We, uh, well...the guy next to me just did a search and replace to take out all line breaks...but forgot to put a space in. XML Tidy has done a fabulous job of fixing all 300 files BUT now we have a few sentences per file that have been combined where a sentence was broken, hence "when the temperatureis reached..." and such.
This is gonna be a pain, wasn't backed up lately, not sure what I'll do...but would be a start if I could get editor to parse each and either tell me which had spelling errors - and preferably open those.
Luckily this is the procedures chapters so most of the sentences are very short.
John T. Jarrett CDT Sr. Tech Writer, Tech Pubs, ILS, Land & Armaments/Global Tactical Systems
Unfortunately, I'm not sure that what you're hoping for is possible.
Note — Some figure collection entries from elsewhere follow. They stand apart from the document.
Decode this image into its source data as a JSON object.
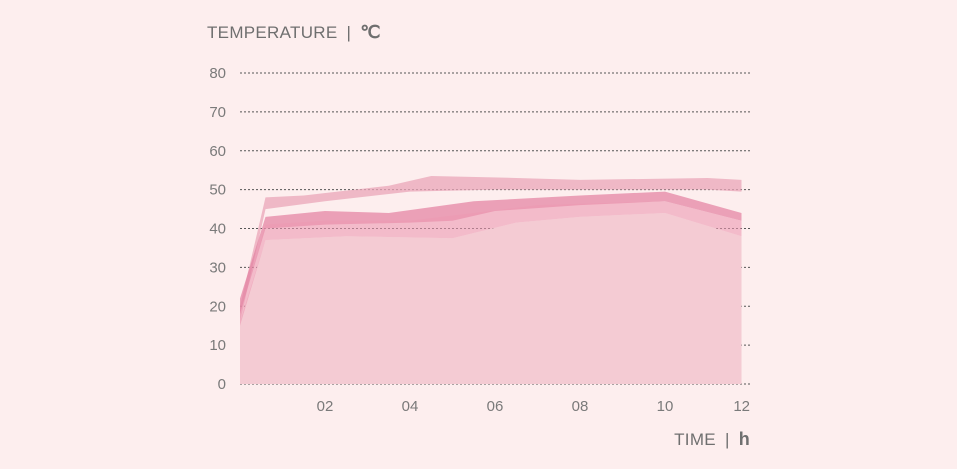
{
  "chart_data": {
    "type": "area",
    "y_axis_title": "TEMPERATURE",
    "y_axis_separator": "|",
    "y_axis_unit": "℃",
    "x_axis_title": "TIME",
    "x_axis_separator": "|",
    "x_axis_unit": "h",
    "ylim": [
      0,
      80
    ],
    "xlim": [
      0,
      12
    ],
    "y_ticks": [
      {
        "value": 0,
        "label": "0"
      },
      {
        "value": 10,
        "label": "10"
      },
      {
        "value": 20,
        "label": "20"
      },
      {
        "value": 30,
        "label": "30"
      },
      {
        "value": 40,
        "label": "40"
      },
      {
        "value": 50,
        "label": "50"
      },
      {
        "value": 60,
        "label": "60"
      },
      {
        "value": 70,
        "label": "70"
      },
      {
        "value": 80,
        "label": "80"
      }
    ],
    "x_ticks": [
      {
        "value": 2,
        "label": "02"
      },
      {
        "value": 4,
        "label": "04"
      },
      {
        "value": 6,
        "label": "06"
      },
      {
        "value": 8,
        "label": "08"
      },
      {
        "value": 10,
        "label": "10"
      },
      {
        "value": 12,
        "label": "12"
      }
    ],
    "grid": true,
    "bands": [
      {
        "color": "#eaa5b8",
        "opacity": 0.75,
        "upper": [
          [
            0,
            20
          ],
          [
            0.6,
            48
          ],
          [
            1.5,
            48.5
          ],
          [
            3.5,
            51
          ],
          [
            4.5,
            53.5
          ],
          [
            6.5,
            53
          ],
          [
            8,
            52.5
          ],
          [
            11,
            53
          ],
          [
            11.8,
            52.5
          ]
        ],
        "lower": [
          [
            0,
            16
          ],
          [
            0.6,
            45
          ],
          [
            2,
            47
          ],
          [
            4,
            49.5
          ],
          [
            6,
            50
          ],
          [
            8,
            50
          ],
          [
            11,
            50
          ],
          [
            11.8,
            49.5
          ]
        ]
      },
      {
        "color": "#e27fa0",
        "opacity": 0.7,
        "upper": [
          [
            0,
            22
          ],
          [
            0.6,
            43
          ],
          [
            2,
            44.5
          ],
          [
            3.5,
            44
          ],
          [
            5.5,
            47
          ],
          [
            8,
            48.5
          ],
          [
            10,
            49.5
          ],
          [
            11.8,
            44
          ]
        ],
        "lower": [
          [
            0,
            18
          ],
          [
            0.6,
            40
          ],
          [
            2,
            41
          ],
          [
            4,
            41.5
          ],
          [
            5,
            42
          ],
          [
            6,
            44.5
          ],
          [
            8,
            46
          ],
          [
            10,
            47
          ],
          [
            11.8,
            42
          ]
        ]
      },
      {
        "color": "#ec9ab2",
        "opacity": 0.6,
        "upper": [
          [
            0,
            18
          ],
          [
            0.6,
            41
          ],
          [
            2,
            42
          ],
          [
            4,
            42
          ],
          [
            5.5,
            44
          ],
          [
            7,
            46
          ],
          [
            10,
            47
          ],
          [
            11.8,
            42
          ]
        ],
        "lower": [
          [
            0,
            15
          ],
          [
            0.6,
            37
          ],
          [
            2.5,
            38
          ],
          [
            5,
            37.5
          ],
          [
            6.5,
            41.5
          ],
          [
            8,
            43
          ],
          [
            10,
            44
          ],
          [
            11.8,
            38
          ]
        ]
      }
    ],
    "base_area": {
      "color": "#f4cbd3",
      "top": [
        [
          0,
          16
        ],
        [
          0.6,
          37
        ],
        [
          2.5,
          38
        ],
        [
          5,
          37.5
        ],
        [
          6.5,
          41.5
        ],
        [
          8,
          43
        ],
        [
          10,
          44
        ],
        [
          11.8,
          38
        ]
      ]
    }
  }
}
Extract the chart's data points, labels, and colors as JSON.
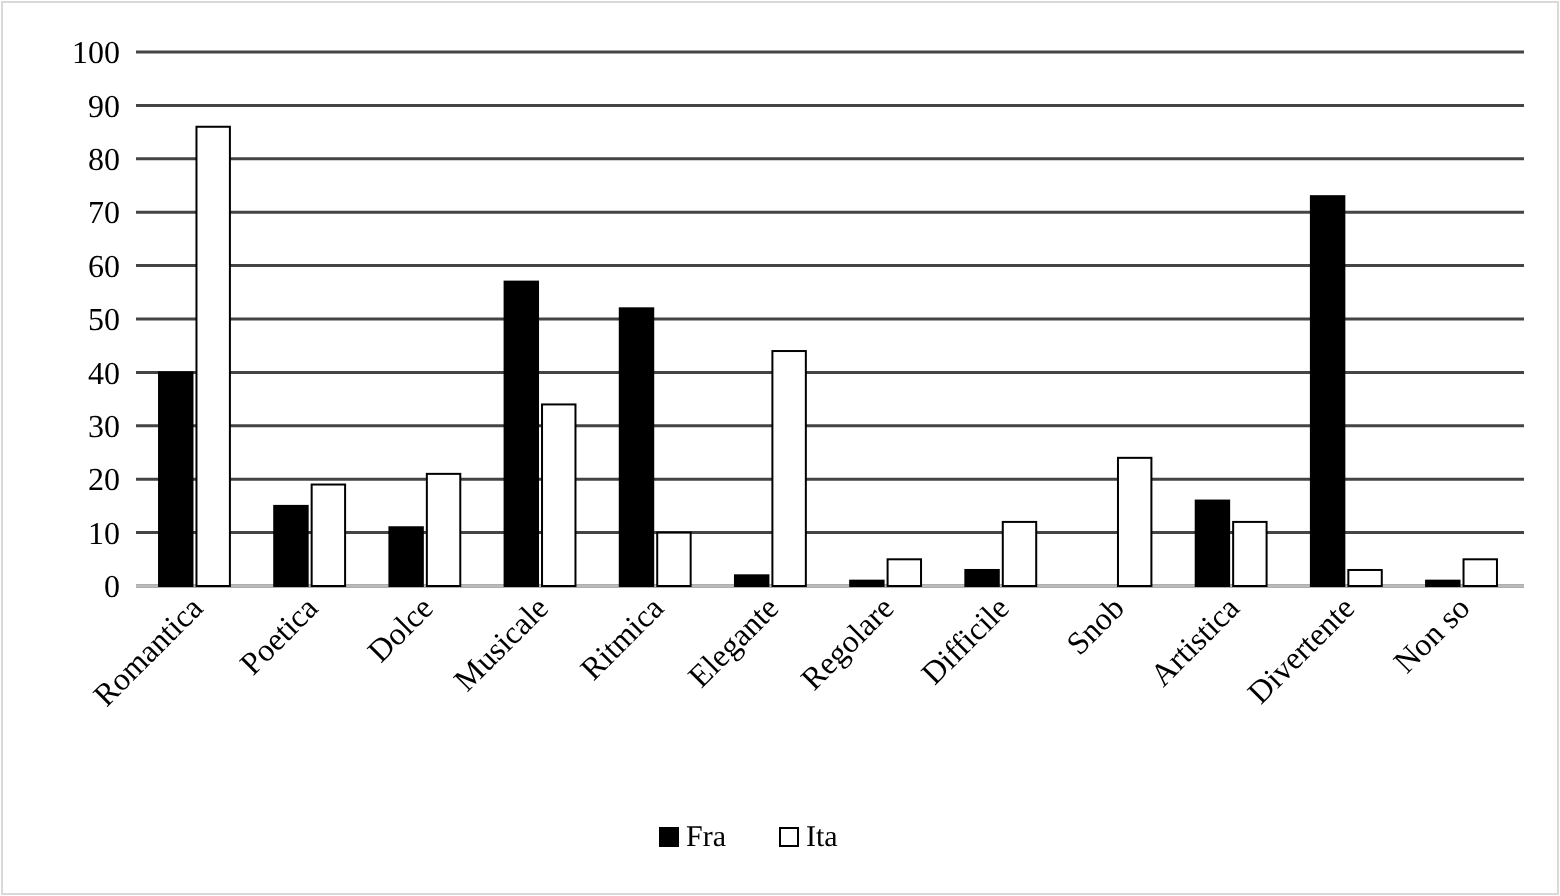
{
  "chart_data": {
    "type": "bar",
    "categories": [
      "Romantica",
      "Poetica",
      "Dolce",
      "Musicale",
      "Ritmica",
      "Elegante",
      "Regolare",
      "Difficile",
      "Snob",
      "Artistica",
      "Divertente",
      "Non so"
    ],
    "series": [
      {
        "name": "Fra",
        "color": "#000000",
        "values": [
          40,
          15,
          11,
          57,
          52,
          2,
          1,
          3,
          0,
          16,
          73,
          1
        ]
      },
      {
        "name": "Ita",
        "color": "#ffffff",
        "values": [
          86,
          19,
          21,
          34,
          10,
          44,
          5,
          12,
          24,
          12,
          3,
          5
        ]
      }
    ],
    "ylim": [
      0,
      100
    ],
    "yticks": [
      0,
      10,
      20,
      30,
      40,
      50,
      60,
      70,
      80,
      90,
      100
    ],
    "grid": "y",
    "legend": "bottom"
  }
}
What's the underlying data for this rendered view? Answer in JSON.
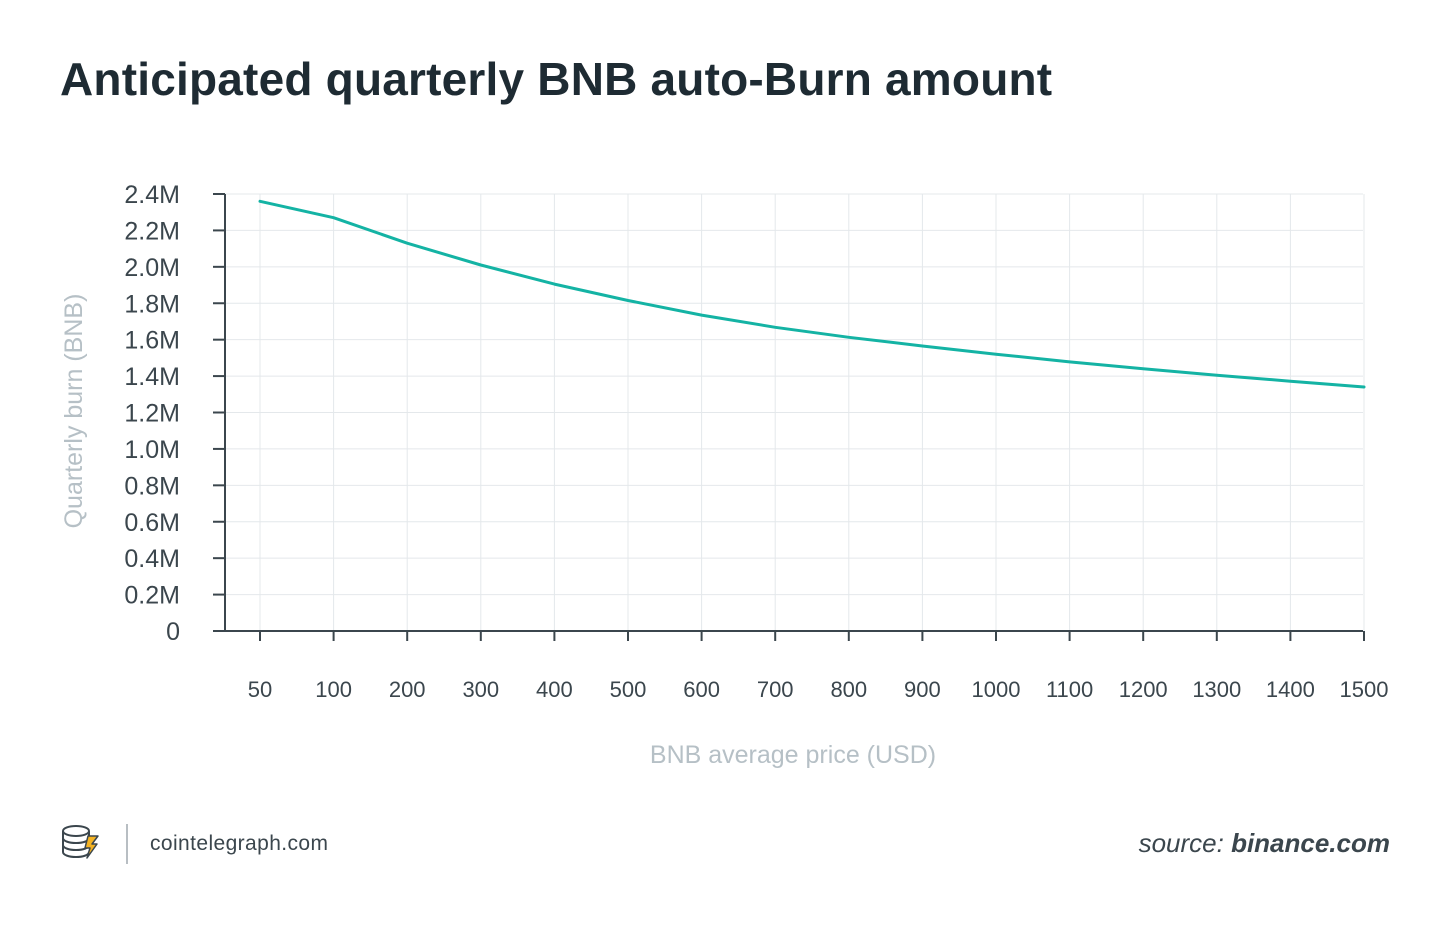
{
  "title": "Anticipated quarterly BNB auto-Burn amount",
  "footer": {
    "site": "cointelegraph.com",
    "source_prefix": "source:",
    "source_name": "binance.com"
  },
  "colors": {
    "line": "#14b3a4",
    "axis": "#3b464d",
    "grid": "#e4e8eb",
    "axis_label": "#b6c0c6"
  },
  "chart_data": {
    "type": "line",
    "title": "Anticipated quarterly BNB auto-Burn amount",
    "xlabel": "BNB average price (USD)",
    "ylabel": "Quarterly burn (BNB)",
    "x": [
      50,
      100,
      200,
      300,
      400,
      500,
      600,
      700,
      800,
      900,
      1000,
      1100,
      1200,
      1300,
      1400,
      1500
    ],
    "x_tick_labels": [
      "50",
      "100",
      "200",
      "300",
      "400",
      "500",
      "600",
      "700",
      "800",
      "900",
      "1000",
      "1100",
      "1200",
      "1300",
      "1400",
      "1500"
    ],
    "x_scale": "categorical-equal-spacing",
    "series": [
      {
        "values": [
          2360000,
          2270000,
          2130000,
          2010000,
          1905000,
          1815000,
          1735000,
          1668000,
          1613000,
          1565000,
          1520000,
          1478000,
          1440000,
          1405000,
          1372000,
          1340000
        ]
      }
    ],
    "y_ticks": [
      0,
      200000,
      400000,
      600000,
      800000,
      1000000,
      1200000,
      1400000,
      1600000,
      1800000,
      2000000,
      2200000,
      2400000
    ],
    "y_tick_labels": [
      "0",
      "0.2M",
      "0.4M",
      "0.6M",
      "0.8M",
      "1.0M",
      "1.2M",
      "1.4M",
      "1.6M",
      "1.8M",
      "2.0M",
      "2.2M",
      "2.4M"
    ],
    "ylim": [
      0,
      2400000
    ],
    "grid": true
  }
}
You could certainly write a script that would go through the files in a directory, open each one, and invoke the spell checker on it. But you would still need a user sitting there to examine each misspelling to determine a) if it is a real misspelling, or just a specialized jargon word that isn't in the dictionary, and b) if it is one of your omitted space issues, where the space ought to go to correct the problem. As far as I know, the spell checker doesn't have an auto-correct feature
A script like the one I described might make the process a little more efficient, but I think you're still in for a fair amount of manual labor on this one.
This is kind of a random idea, but you might try using Aspell, which is an open-source command-line spell checker. It claims to be able to check XML documents, but I’ve never tried it. You could probably script it with a batch script.
Assuming you’re on windows, here’s a link (the port looks a bit outdated):
I have asked PTC about the ability for a non-interactive spell check that can run from a windows command line or a script. Have not heard back as of yet and that was a few months back. My criteria is it will run and only give me a report of mis-spelled words NOT making any changes.
Gary Nadeau Tech Lead - Data Support Boeing Defense, Space & Security - St. Louis ' Phone: (314)233-5231 * Email: firstname.lastname@example.org P PLEASE CONSIDER THE ENVIRONMENT BEFORE YOU PRINT THIS E-MAIL
The only thing which pops into mind is that if your lost CR were always after a predictable number of characters, say always 80 characters and nothing else has changed, you could devise a script or search routine to count 80 characters in a line and insert a space where the cr used to be.